It appears that architects have been longing for something like artificial intelligence to support their skills for a long time. It seems that in 1969 architect Nicholas Negroponte, who later created the MIT Media Lab, published a book titled The Architecture Machine , which forecasts the possibility of a machine that would assist architects do their job.
Negroponte dreamed of an architectural computer that could help architects in the design process. He conjured up a machine that would assist in three different ways.
- To automate current procedures to speed up and reduce the cost of existing practices.
- Alternating existing methods to make issues machine compatible.
- Present a design process to the machine leading to mutual training and growth of both machine and human.

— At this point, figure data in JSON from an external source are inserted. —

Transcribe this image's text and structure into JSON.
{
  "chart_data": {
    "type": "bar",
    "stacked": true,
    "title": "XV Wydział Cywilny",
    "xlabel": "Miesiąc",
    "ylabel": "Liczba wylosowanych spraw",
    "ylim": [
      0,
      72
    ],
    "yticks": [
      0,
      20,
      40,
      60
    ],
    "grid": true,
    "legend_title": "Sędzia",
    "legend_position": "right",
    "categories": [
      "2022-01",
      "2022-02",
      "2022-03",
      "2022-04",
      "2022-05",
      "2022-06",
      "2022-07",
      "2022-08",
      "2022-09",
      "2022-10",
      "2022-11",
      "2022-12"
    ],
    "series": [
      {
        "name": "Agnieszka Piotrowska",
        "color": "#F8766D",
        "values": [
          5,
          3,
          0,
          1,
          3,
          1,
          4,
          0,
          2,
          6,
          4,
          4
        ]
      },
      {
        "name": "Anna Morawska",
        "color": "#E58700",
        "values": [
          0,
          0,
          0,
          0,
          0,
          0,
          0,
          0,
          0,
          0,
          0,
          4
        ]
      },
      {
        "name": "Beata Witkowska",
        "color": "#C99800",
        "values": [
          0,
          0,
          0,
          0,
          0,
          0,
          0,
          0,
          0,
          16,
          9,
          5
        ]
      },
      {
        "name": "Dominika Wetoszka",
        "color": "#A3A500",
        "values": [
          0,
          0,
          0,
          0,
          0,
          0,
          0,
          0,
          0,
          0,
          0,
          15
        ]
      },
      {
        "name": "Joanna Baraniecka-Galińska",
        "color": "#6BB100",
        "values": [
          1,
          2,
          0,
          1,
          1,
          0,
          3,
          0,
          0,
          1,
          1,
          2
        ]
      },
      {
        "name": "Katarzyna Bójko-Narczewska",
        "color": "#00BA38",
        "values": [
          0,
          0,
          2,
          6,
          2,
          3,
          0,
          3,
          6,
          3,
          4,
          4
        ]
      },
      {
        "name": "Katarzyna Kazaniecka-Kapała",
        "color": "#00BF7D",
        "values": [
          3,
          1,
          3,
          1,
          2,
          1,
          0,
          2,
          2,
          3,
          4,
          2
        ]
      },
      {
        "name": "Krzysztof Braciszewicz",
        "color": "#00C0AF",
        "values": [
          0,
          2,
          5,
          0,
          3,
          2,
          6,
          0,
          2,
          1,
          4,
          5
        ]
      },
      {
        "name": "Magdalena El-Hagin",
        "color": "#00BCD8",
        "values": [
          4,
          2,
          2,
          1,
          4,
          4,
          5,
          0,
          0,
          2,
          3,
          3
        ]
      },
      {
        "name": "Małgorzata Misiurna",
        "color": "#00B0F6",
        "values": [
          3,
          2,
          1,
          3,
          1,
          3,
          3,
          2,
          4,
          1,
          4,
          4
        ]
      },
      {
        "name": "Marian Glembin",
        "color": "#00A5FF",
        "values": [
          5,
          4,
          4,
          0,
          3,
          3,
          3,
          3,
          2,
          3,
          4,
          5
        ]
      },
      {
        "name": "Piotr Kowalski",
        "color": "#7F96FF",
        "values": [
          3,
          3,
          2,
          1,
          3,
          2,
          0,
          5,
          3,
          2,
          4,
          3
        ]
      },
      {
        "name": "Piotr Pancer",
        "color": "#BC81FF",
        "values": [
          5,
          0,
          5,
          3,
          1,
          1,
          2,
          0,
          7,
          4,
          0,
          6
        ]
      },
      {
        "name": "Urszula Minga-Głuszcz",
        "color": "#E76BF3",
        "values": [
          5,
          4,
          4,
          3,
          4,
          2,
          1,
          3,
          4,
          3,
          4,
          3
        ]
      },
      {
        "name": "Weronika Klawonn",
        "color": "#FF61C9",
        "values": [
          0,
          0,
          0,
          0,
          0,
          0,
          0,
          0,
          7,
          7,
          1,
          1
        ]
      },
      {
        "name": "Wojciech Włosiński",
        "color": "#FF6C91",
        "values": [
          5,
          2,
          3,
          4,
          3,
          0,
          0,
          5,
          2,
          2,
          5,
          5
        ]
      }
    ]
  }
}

It appears that the first two concepts have been achieved. The third concept is a work in progress.
If such a machine could be created, then Negroponte envisioned a relationship between human and machine that was not master and slave, but a collaboration of the two for self-improvement. It would be sort of like a digital colleague proposing design alternative during a free-flowing conversation of ideas.
The concepts Negroponte discussed is in effect machine learning. And that means that Negroponte's vision may not be too far away from being totally achieved.
Negroponte further describes the machine as being able "to exhibit alternatives, discern incompatibilities, make suggestions."
It is evident that AI is evolving into providing this for the field of architecture and what that means is that architects of the future should have no fear of losing their jobs. Machines will perform the heavy lifting while architects can focus on city making.
Collecting and storing quantities of data related to architecture is the key. This will allow architects to rely on data and leverage it through artificial intelligence into the process of design.
The field of architecture is now benefiting from research and case studies that are now available through Building Research Information Knowledgebase (BRIK). However, sharing the data is still an issue. This will help to use automation to improve design and practice on a larger scale. With the advent of Cloud technology, sharing is much easier.
Sharing data can be achieved both internally and externally. The sharing can take place with in a firm, among a multitude of people working on the same project, or even externally with other firms. The result is better design and project delivery.
The tendency for architects is to protect intellectual property. This discourages firms from sharing ideas and information with their competition. However, sharing data could benefit the entire trade.
Understanding the potential of big data and artificial intelligence will help architects enhance their productivity and that adds up to a better bottomline.